The tools line tells which tools (defined in the tools config-file) you want to appear for this host. E.G. if a host doesn't have a web-server, there's no point in providing a link to connect to it. To accomodate host-specific tools, a toolname can be given as real-tool-name:display-name. This means that the tool will be defined in the tools config-file as real-tool-name, but will be displayed as display-name.

The rrd lines tell which rrds to collect for this host. If the rrd was defined as a wildcard, it will have the instance specified here. In the example there are three wildcard lines, referring to if-le0, df-/var and df-/mail. The first is looking at the data for network interface hme0 and the others are getting data on the /var and /mail file-systems, respectively.

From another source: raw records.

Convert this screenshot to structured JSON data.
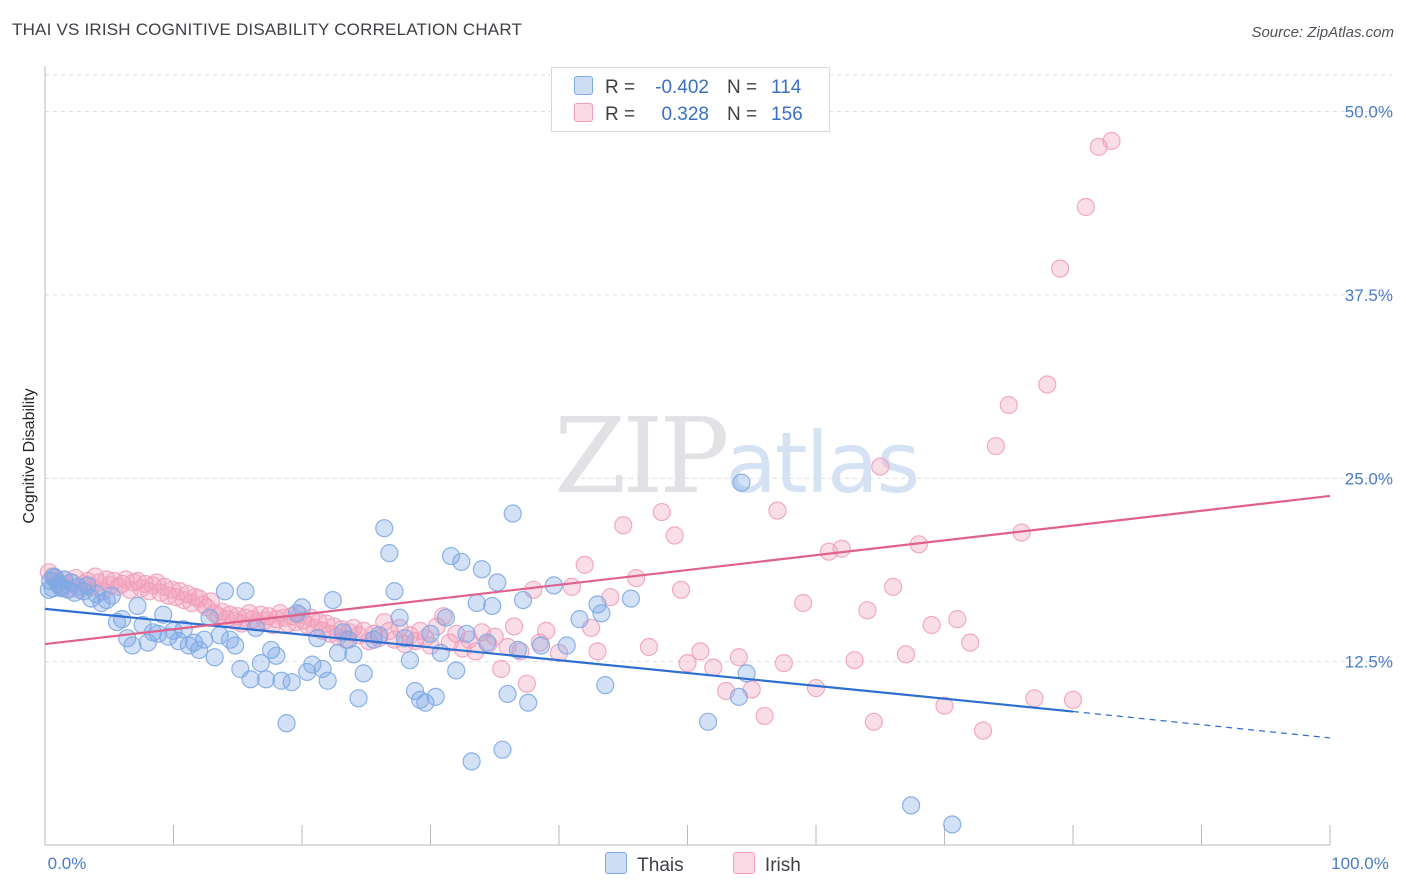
{
  "title": "THAI VS IRISH COGNITIVE DISABILITY CORRELATION CHART",
  "source": "Source: ZipAtlas.com",
  "watermark": {
    "zip": "ZIP",
    "atlas": "atlas"
  },
  "legend": {
    "rows": [
      {
        "r_label": "R =",
        "r_value": "-0.402",
        "n_label": "N =",
        "n_value": "114",
        "color": "#7faae4"
      },
      {
        "r_label": "R =",
        "r_value": "0.328",
        "n_label": "N =",
        "n_value": "156",
        "color": "#f2a0bb"
      }
    ]
  },
  "bottom_legend": [
    "Thais",
    "Irish"
  ],
  "chart_data": {
    "type": "scatter",
    "ylabel": "Cognitive Disability",
    "xlim": [
      0,
      100
    ],
    "ylim": [
      0,
      50
    ],
    "x_ticks": [
      "0.0%",
      "100.0%"
    ],
    "y_ticks": [
      {
        "value": 12.5,
        "label": "12.5%"
      },
      {
        "value": 25.0,
        "label": "25.0%"
      },
      {
        "value": 37.5,
        "label": "37.5%"
      },
      {
        "value": 50.0,
        "label": "50.0%"
      }
    ],
    "grid": true,
    "colors": {
      "thais": "#7faae4",
      "irish": "#f2a0bb",
      "thais_line": "#2f6fcf",
      "irish_line": "#e0608e"
    },
    "series": [
      {
        "name": "Thais",
        "trend": {
          "x0": 0,
          "y0": 16.1,
          "x1": 80,
          "y1": 9.1,
          "dash_to_x": 100,
          "dash_to_y": 7.3
        },
        "points": [
          [
            0.4,
            18.0
          ],
          [
            0.6,
            17.5
          ],
          [
            0.8,
            18.2
          ],
          [
            1.0,
            17.8
          ],
          [
            1.2,
            17.6
          ],
          [
            1.5,
            18.1
          ],
          [
            1.8,
            17.4
          ],
          [
            2.0,
            17.9
          ],
          [
            2.3,
            17.2
          ],
          [
            2.6,
            17.6
          ],
          [
            3.0,
            17.3
          ],
          [
            3.3,
            17.7
          ],
          [
            3.6,
            16.8
          ],
          [
            4.0,
            17.1
          ],
          [
            4.4,
            16.5
          ],
          [
            4.8,
            16.7
          ],
          [
            5.2,
            17.0
          ],
          [
            5.6,
            15.2
          ],
          [
            6.0,
            15.4
          ],
          [
            6.4,
            14.1
          ],
          [
            6.8,
            13.6
          ],
          [
            7.2,
            16.3
          ],
          [
            7.6,
            15.0
          ],
          [
            8.0,
            13.8
          ],
          [
            8.4,
            14.5
          ],
          [
            8.8,
            14.4
          ],
          [
            9.2,
            15.7
          ],
          [
            9.6,
            14.2
          ],
          [
            10.0,
            14.6
          ],
          [
            10.4,
            13.9
          ],
          [
            10.8,
            14.7
          ],
          [
            11.2,
            13.6
          ],
          [
            11.6,
            13.8
          ],
          [
            12.0,
            13.3
          ],
          [
            12.4,
            14.0
          ],
          [
            12.8,
            15.5
          ],
          [
            13.2,
            12.8
          ],
          [
            13.6,
            14.3
          ],
          [
            14.0,
            17.3
          ],
          [
            14.4,
            14.0
          ],
          [
            14.8,
            13.6
          ],
          [
            15.2,
            12.0
          ],
          [
            15.6,
            17.3
          ],
          [
            16.0,
            11.3
          ],
          [
            16.4,
            14.8
          ],
          [
            16.8,
            12.4
          ],
          [
            17.2,
            11.3
          ],
          [
            17.6,
            13.3
          ],
          [
            18.0,
            12.9
          ],
          [
            18.4,
            11.2
          ],
          [
            18.8,
            8.3
          ],
          [
            19.2,
            11.1
          ],
          [
            19.6,
            15.8
          ],
          [
            20.0,
            16.2
          ],
          [
            20.4,
            11.8
          ],
          [
            20.8,
            12.3
          ],
          [
            21.2,
            14.1
          ],
          [
            21.6,
            12.0
          ],
          [
            22.0,
            11.2
          ],
          [
            22.4,
            16.7
          ],
          [
            22.8,
            13.1
          ],
          [
            23.2,
            14.5
          ],
          [
            23.6,
            14.0
          ],
          [
            24.0,
            13.0
          ],
          [
            24.4,
            10.0
          ],
          [
            24.8,
            11.7
          ],
          [
            25.6,
            14.0
          ],
          [
            26.0,
            14.3
          ],
          [
            26.4,
            21.6
          ],
          [
            26.8,
            19.9
          ],
          [
            27.2,
            17.3
          ],
          [
            27.6,
            15.5
          ],
          [
            28.0,
            14.1
          ],
          [
            28.4,
            12.6
          ],
          [
            28.8,
            10.5
          ],
          [
            29.2,
            9.9
          ],
          [
            29.6,
            9.7
          ],
          [
            30.0,
            14.4
          ],
          [
            30.4,
            10.1
          ],
          [
            30.8,
            13.1
          ],
          [
            31.2,
            15.5
          ],
          [
            31.6,
            19.7
          ],
          [
            32.0,
            11.9
          ],
          [
            32.4,
            19.3
          ],
          [
            32.8,
            14.4
          ],
          [
            33.2,
            5.7
          ],
          [
            33.6,
            16.5
          ],
          [
            34.0,
            18.8
          ],
          [
            34.4,
            13.8
          ],
          [
            34.8,
            16.3
          ],
          [
            35.2,
            17.9
          ],
          [
            35.6,
            6.5
          ],
          [
            36.0,
            10.3
          ],
          [
            36.4,
            22.6
          ],
          [
            36.8,
            13.3
          ],
          [
            37.2,
            16.7
          ],
          [
            37.6,
            9.7
          ],
          [
            38.6,
            13.6
          ],
          [
            39.6,
            17.7
          ],
          [
            40.6,
            13.6
          ],
          [
            41.6,
            15.4
          ],
          [
            43.0,
            16.4
          ],
          [
            43.3,
            15.8
          ],
          [
            43.6,
            10.9
          ],
          [
            45.6,
            16.8
          ],
          [
            51.6,
            8.4
          ],
          [
            54.0,
            10.1
          ],
          [
            54.2,
            24.7
          ],
          [
            54.6,
            11.7
          ],
          [
            67.4,
            2.7
          ],
          [
            70.6,
            1.4
          ],
          [
            0.3,
            17.4
          ],
          [
            0.7,
            18.3
          ],
          [
            1.3,
            17.5
          ]
        ]
      },
      {
        "name": "Irish",
        "trend": {
          "x0": 0,
          "y0": 13.7,
          "x1": 100,
          "y1": 23.8
        },
        "points": [
          [
            0.3,
            18.6
          ],
          [
            0.6,
            18.3
          ],
          [
            0.9,
            18.0
          ],
          [
            1.2,
            17.7
          ],
          [
            1.5,
            18.1
          ],
          [
            1.8,
            17.5
          ],
          [
            2.1,
            17.9
          ],
          [
            2.4,
            18.2
          ],
          [
            2.7,
            17.4
          ],
          [
            3.0,
            17.8
          ],
          [
            3.3,
            18.0
          ],
          [
            3.6,
            17.6
          ],
          [
            3.9,
            18.3
          ],
          [
            4.2,
            17.9
          ],
          [
            4.5,
            17.3
          ],
          [
            4.8,
            18.1
          ],
          [
            5.1,
            17.7
          ],
          [
            5.4,
            18.0
          ],
          [
            5.7,
            17.6
          ],
          [
            6.0,
            17.8
          ],
          [
            6.3,
            18.1
          ],
          [
            6.6,
            17.4
          ],
          [
            6.9,
            17.9
          ],
          [
            7.2,
            18.0
          ],
          [
            7.5,
            17.5
          ],
          [
            7.8,
            17.8
          ],
          [
            8.1,
            17.3
          ],
          [
            8.4,
            17.7
          ],
          [
            8.7,
            17.9
          ],
          [
            9.0,
            17.2
          ],
          [
            9.3,
            17.6
          ],
          [
            9.6,
            17.0
          ],
          [
            9.9,
            17.4
          ],
          [
            10.2,
            16.9
          ],
          [
            10.5,
            17.3
          ],
          [
            10.8,
            16.7
          ],
          [
            11.1,
            17.1
          ],
          [
            11.4,
            16.5
          ],
          [
            11.7,
            16.9
          ],
          [
            12.0,
            16.8
          ],
          [
            12.3,
            16.4
          ],
          [
            12.6,
            16.2
          ],
          [
            12.9,
            16.6
          ],
          [
            13.2,
            15.8
          ],
          [
            13.5,
            15.6
          ],
          [
            13.8,
            15.9
          ],
          [
            14.1,
            15.4
          ],
          [
            14.4,
            15.7
          ],
          [
            14.7,
            15.3
          ],
          [
            15.0,
            15.6
          ],
          [
            15.3,
            15.1
          ],
          [
            15.6,
            15.5
          ],
          [
            15.9,
            15.8
          ],
          [
            16.2,
            15.4
          ],
          [
            16.5,
            15.2
          ],
          [
            16.8,
            15.7
          ],
          [
            17.1,
            15.3
          ],
          [
            17.4,
            15.6
          ],
          [
            17.7,
            15.0
          ],
          [
            18.0,
            15.4
          ],
          [
            18.3,
            15.8
          ],
          [
            18.6,
            15.5
          ],
          [
            18.9,
            15.1
          ],
          [
            19.2,
            15.6
          ],
          [
            19.5,
            15.2
          ],
          [
            19.8,
            15.7
          ],
          [
            20.1,
            15.3
          ],
          [
            20.4,
            15.0
          ],
          [
            20.7,
            15.5
          ],
          [
            21.0,
            14.8
          ],
          [
            21.3,
            15.2
          ],
          [
            21.6,
            14.6
          ],
          [
            21.9,
            15.1
          ],
          [
            22.2,
            14.4
          ],
          [
            22.5,
            14.9
          ],
          [
            22.8,
            14.2
          ],
          [
            23.1,
            14.7
          ],
          [
            23.4,
            14.0
          ],
          [
            23.7,
            14.5
          ],
          [
            24.0,
            14.8
          ],
          [
            24.4,
            14.3
          ],
          [
            24.8,
            14.6
          ],
          [
            25.2,
            13.9
          ],
          [
            25.6,
            14.4
          ],
          [
            26.0,
            14.1
          ],
          [
            26.4,
            15.2
          ],
          [
            26.8,
            14.6
          ],
          [
            27.2,
            14.0
          ],
          [
            27.6,
            14.8
          ],
          [
            28.0,
            13.7
          ],
          [
            28.4,
            14.3
          ],
          [
            28.8,
            13.9
          ],
          [
            29.2,
            14.6
          ],
          [
            29.6,
            14.1
          ],
          [
            30.0,
            13.6
          ],
          [
            30.5,
            14.9
          ],
          [
            31.0,
            15.6
          ],
          [
            31.5,
            13.8
          ],
          [
            32.0,
            14.4
          ],
          [
            32.5,
            13.4
          ],
          [
            33.0,
            14.0
          ],
          [
            33.5,
            13.2
          ],
          [
            34.0,
            14.5
          ],
          [
            34.5,
            13.7
          ],
          [
            35.0,
            14.2
          ],
          [
            35.5,
            12.0
          ],
          [
            36.0,
            13.5
          ],
          [
            36.5,
            14.9
          ],
          [
            37.0,
            13.2
          ],
          [
            37.5,
            11.0
          ],
          [
            38.0,
            17.4
          ],
          [
            38.5,
            13.8
          ],
          [
            39.0,
            14.6
          ],
          [
            40.0,
            13.1
          ],
          [
            41.0,
            17.6
          ],
          [
            42.0,
            19.1
          ],
          [
            42.5,
            14.8
          ],
          [
            43.0,
            13.2
          ],
          [
            44.0,
            16.9
          ],
          [
            45.0,
            21.8
          ],
          [
            46.0,
            18.2
          ],
          [
            47.0,
            13.5
          ],
          [
            48.0,
            22.7
          ],
          [
            49.0,
            21.1
          ],
          [
            49.5,
            17.4
          ],
          [
            50.0,
            12.4
          ],
          [
            51.0,
            13.2
          ],
          [
            52.0,
            12.1
          ],
          [
            53.0,
            10.5
          ],
          [
            54.0,
            12.8
          ],
          [
            55.0,
            10.6
          ],
          [
            56.0,
            8.8
          ],
          [
            57.0,
            22.8
          ],
          [
            57.5,
            12.4
          ],
          [
            59.0,
            16.5
          ],
          [
            60.0,
            10.7
          ],
          [
            61.0,
            20.0
          ],
          [
            62.0,
            20.2
          ],
          [
            63.0,
            12.6
          ],
          [
            64.0,
            16.0
          ],
          [
            64.5,
            8.4
          ],
          [
            65.0,
            25.8
          ],
          [
            66.0,
            17.6
          ],
          [
            67.0,
            13.0
          ],
          [
            68.0,
            20.5
          ],
          [
            69.0,
            15.0
          ],
          [
            70.0,
            9.5
          ],
          [
            71.0,
            15.4
          ],
          [
            72.0,
            13.8
          ],
          [
            73.0,
            7.8
          ],
          [
            74.0,
            27.2
          ],
          [
            75.0,
            30.0
          ],
          [
            76.0,
            21.3
          ],
          [
            77.0,
            10.0
          ],
          [
            78.0,
            31.4
          ],
          [
            79.0,
            39.3
          ],
          [
            80.0,
            9.9
          ],
          [
            81.0,
            43.5
          ],
          [
            82.0,
            47.6
          ],
          [
            83.0,
            48.0
          ]
        ]
      }
    ]
  }
}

The first alert line is setting the alert threshold for if-le0 to 50. If this host file was from the same configuration as the previous rrd sample, the alert here would override the one in the rrd file. There is also a noalert line, which cancels an alert set in the rrd without setting a replacement alert. The alert line for a host must specify the rrd as well, but is otherwise the same as an alert on an rrd.

The second alert line is specifying the status (WARN) for missing data for the in variable.

There can also be descriptions for rrds. If you append to an rrd line something like desc='xyzzy', then you'll see that description on pages dealing with it. I added this for labelling network interfaces, but you can use if for anything you want.

The community specifies the SNMP community string to use for this host to fectch SNMP data. If the host config-file doesn't specify any RRDs collected by the snmp-collector, you don't need to specify a community.

If this host uses any rrds collected by the snmp-collector, it can also specify a port to use like:

	snmpport	3401

If the RRD itself specifies a port, then the RRD-specified port will be used instead, for that RRD.

If you don't want a particular graph for this host, you can include a nograph line. It looks like:

	nograph rrdname graphname

There can also be a statusfile line, looking like:

	statusfile NNN

with NNN replaced by the name of a status file from that hosts's data directory. This permits the main index pages to show the status of an un-pingable host as the status of something else, like the reachability of it's web-server (STATUS-port-http).

The noavailability lines tell the availability-report program not to report on certain rrd/variable combinations. In this case, we don't want to see availability stats on the whois server. Maybe it's too embarassing?